Well maybe because I don’t have children of my own, but I tend to be more sanguine about younger people. They have always suffered from a lot of stress, it just takes different forms in different ages. It’s the time of life when you find things out the hard way. A lot of things are better than when I was that age and a lot of things worse. But I absolutely think that schools need to be proactive about talking to children about stress and anxiety – and that somehow this should involve parents too. Far too many horrible things happen
I don’t know if I can find it now but I seem to remember reading that people in Northern Ireland had fewer mental health problems, and lower suicide rates than elsewhere in the UK when the troubles were at their height.
A counter – intuitive finding maybe. But there could be something in it. People perhaps felt more needed by their communities in those circumstances. Those of us in post-war generation will have noticed just how much the previous generation talked about the war. How they never saw a banana or an orange for years. How they were expected to do hard days work and then come come and do fire watch duties etc. Or they had to join the armed forces etc. Yes there was hardship but it was aImost as if they were enjoying it. It certainly seemed to me that they lived their lives more intensively then than either before or since.
It is when people feel surplus to requirements that the depression sets in. In younger people that can lead to criminality, drug abuse and a sense of hopelessness too. The cost to society of all that is never factored in when we are told that we “can’t afford” this or that. But that’s as close as I’m going to come to an economic comment on this post!
I think that’s a very interesting point – though comparisons are hard to make. We hear now about a lot of domestic violence and child abuse that used to happen, and this may reflect that mental health was not as good in the “old days” as we might think from reported problems. Still, the evidence that trauma and stress can be good for mental wellbeing is strong, and I think that a victim culture, where people compete to show how “traumatised” they are by events is just as unhealthy as pretending nothing much happened. But your observation that feeling surplus to requirements is bad for you is completely on the money. And giving people a pay-off as “citizen’s income” is no substitute for full employment.

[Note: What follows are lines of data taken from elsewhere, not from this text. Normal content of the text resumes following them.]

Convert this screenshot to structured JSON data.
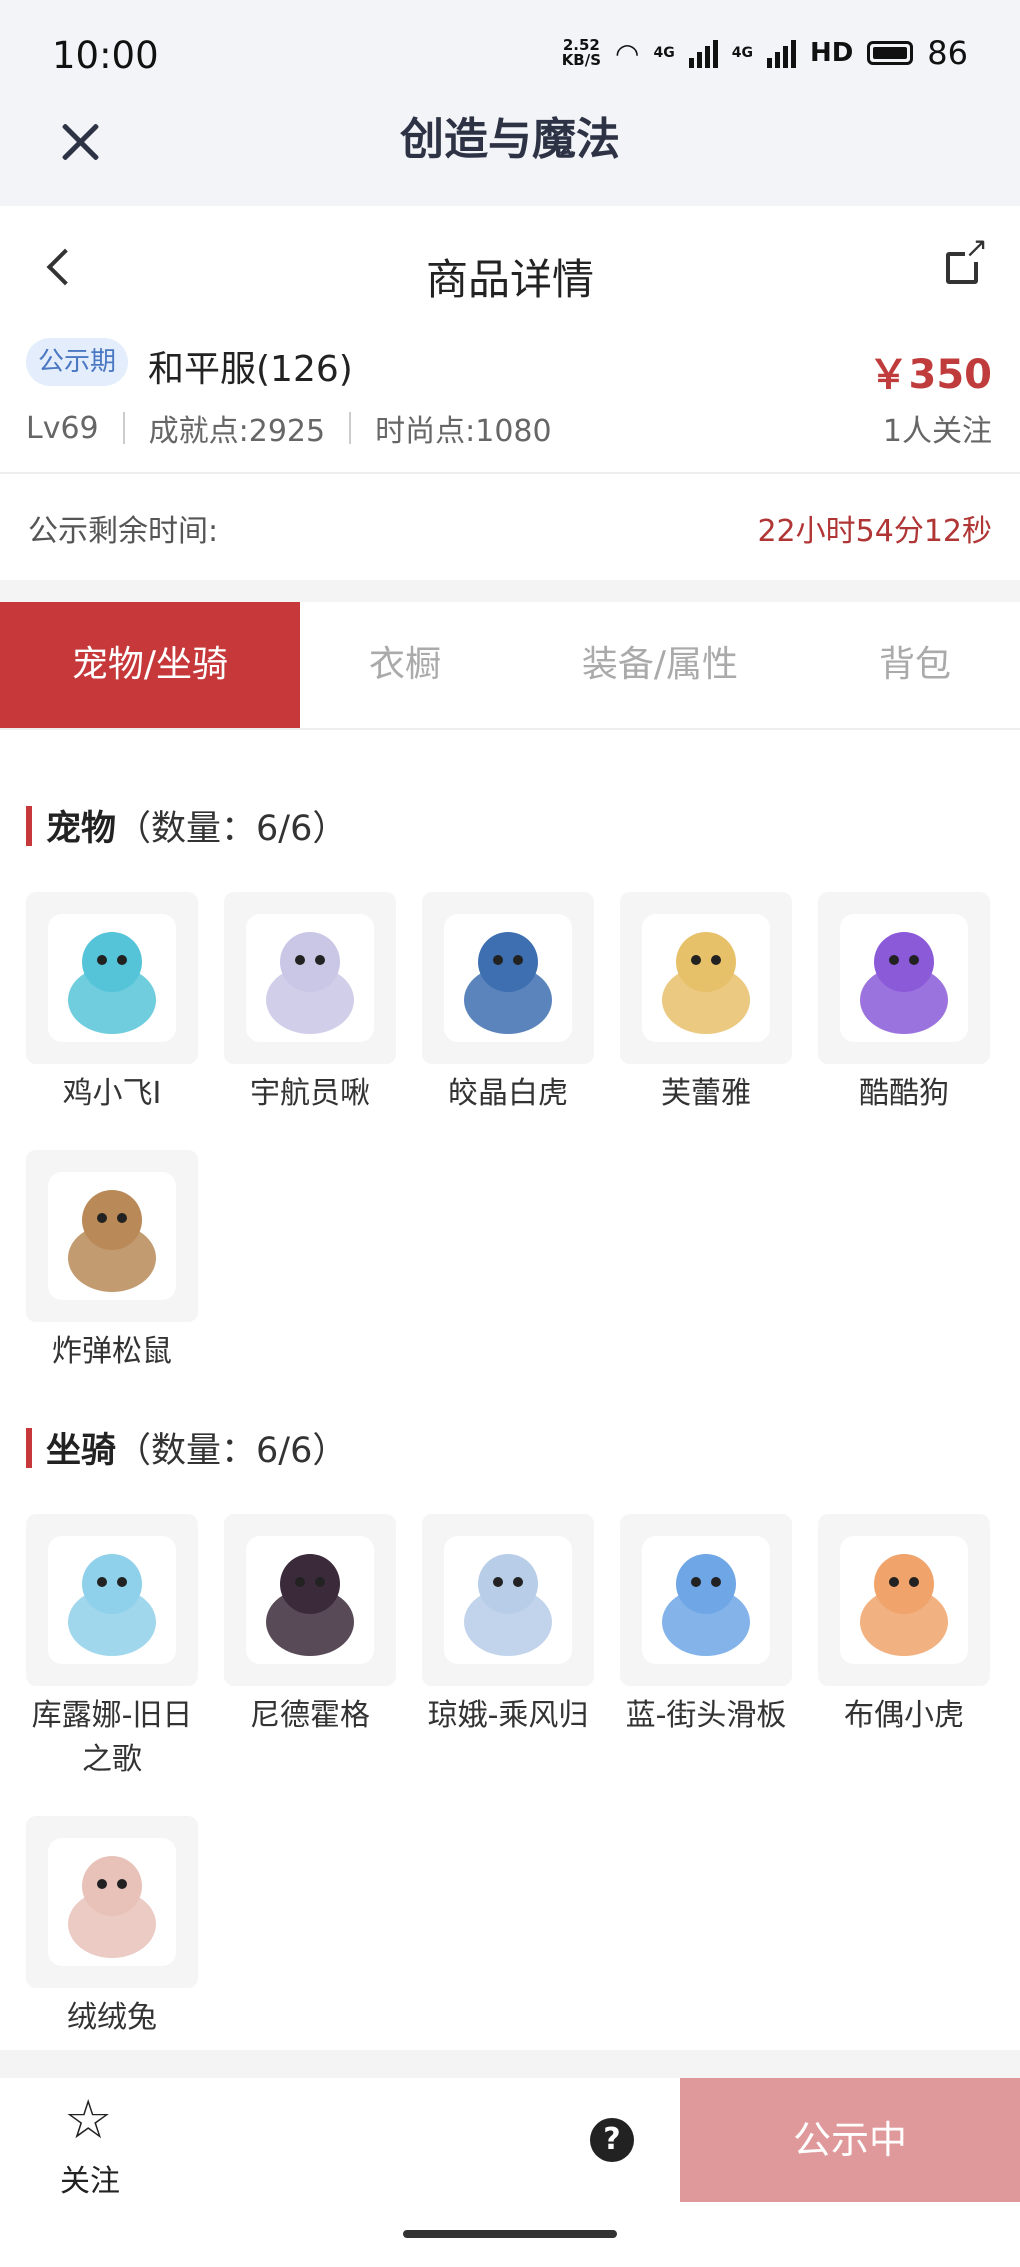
{
  "status_bar": {
    "time": "10:00",
    "speed_value": "2.52",
    "speed_unit": "KB/S",
    "network1": "4G",
    "network2": "4G",
    "hd_label": "HD",
    "battery": "86"
  },
  "app_bar": {
    "title": "创造与魔法",
    "close_icon": "close-icon"
  },
  "nav": {
    "title": "商品详情",
    "back_icon": "chevron-left-icon",
    "share_icon": "share-icon"
  },
  "product": {
    "tag": "公示期",
    "server": "和平服(126)",
    "price": "￥350",
    "level": "Lv69",
    "achievement": "成就点:2925",
    "fashion": "时尚点:1080",
    "followers": "1人关注"
  },
  "remaining": {
    "label": "公示剩余时间:",
    "value": "22小时54分12秒"
  },
  "tabs": [
    "宠物/坐骑",
    "衣橱",
    "装备/属性",
    "背包"
  ],
  "active_tab": "宠物/坐骑",
  "pets": {
    "title": "宠物",
    "count": "（数量：6/6）",
    "items": [
      {
        "name": "鸡小飞I",
        "color": "#56c4d8"
      },
      {
        "name": "宇航员啾",
        "color": "#c9c6e6"
      },
      {
        "name": "皎晶白虎",
        "color": "#3e6fb0"
      },
      {
        "name": "芙蕾雅",
        "color": "#e7c06a"
      },
      {
        "name": "酷酷狗",
        "color": "#8a5ad8"
      },
      {
        "name": "炸弹松鼠",
        "color": "#b98a58"
      }
    ]
  },
  "mounts": {
    "title": "坐骑",
    "count": "（数量：6/6）",
    "items": [
      {
        "name": "库露娜-旧日之歌",
        "color": "#8fd0ea"
      },
      {
        "name": "尼德霍格",
        "color": "#3b2a3a"
      },
      {
        "name": "琼娥-乘风归",
        "color": "#b7cde8"
      },
      {
        "name": "蓝-街头滑板",
        "color": "#6fa6e6"
      },
      {
        "name": "布偶小虎",
        "color": "#f0a36a"
      },
      {
        "name": "绒绒兔",
        "color": "#e8c2b8"
      }
    ]
  },
  "bottom": {
    "follow_label": "关注",
    "star_icon": "star-outline-icon",
    "help_icon": "help-icon",
    "help_glyph": "?",
    "status_button": "公示中"
  },
  "colors": {
    "accent": "#c6383a",
    "price": "#c03c3c",
    "disabled_button": "#e0999b",
    "tag_bg": "#e3edfb",
    "tag_text": "#4a78c2"
  }
}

But Matthew, we may be well moving into a time due to automation and AI where full employment is no longer an available option. We need to re-think where we are going and what needs to change. Also Globalisation, the time when the Developed World can compete on Labour costs is long gone.
I hear a lot of that idea Martha – and I can certainly think of some jobs under threat. But I also see a lot of jobs that need doing that are just going begging. I would like to think that we can marry the need for jobs with the need for workers – but that will be require a big reordering of the way we do things (so I agree about the re-think). Starting with a new attitude to education.
Also I think you are wrong about globalisation and labour costs. The developing world (and I’m thinking China especially) is catching up with the developed world on labour costs, and in turn will be competing for the remaining pool of cheap labour. I think that is one of the reasons, ironically, for slow growth in the developed world. Much of the growth before the financial crisis derived from harnessing cheap labour from the developing world – that is now going into reverse. Hence stagnant productivity and stagnant economic growth. The good news is that should reduce the costs of globalisation. The bad news is that it is reducing the benefits of globalisation too, which we had come to rely on.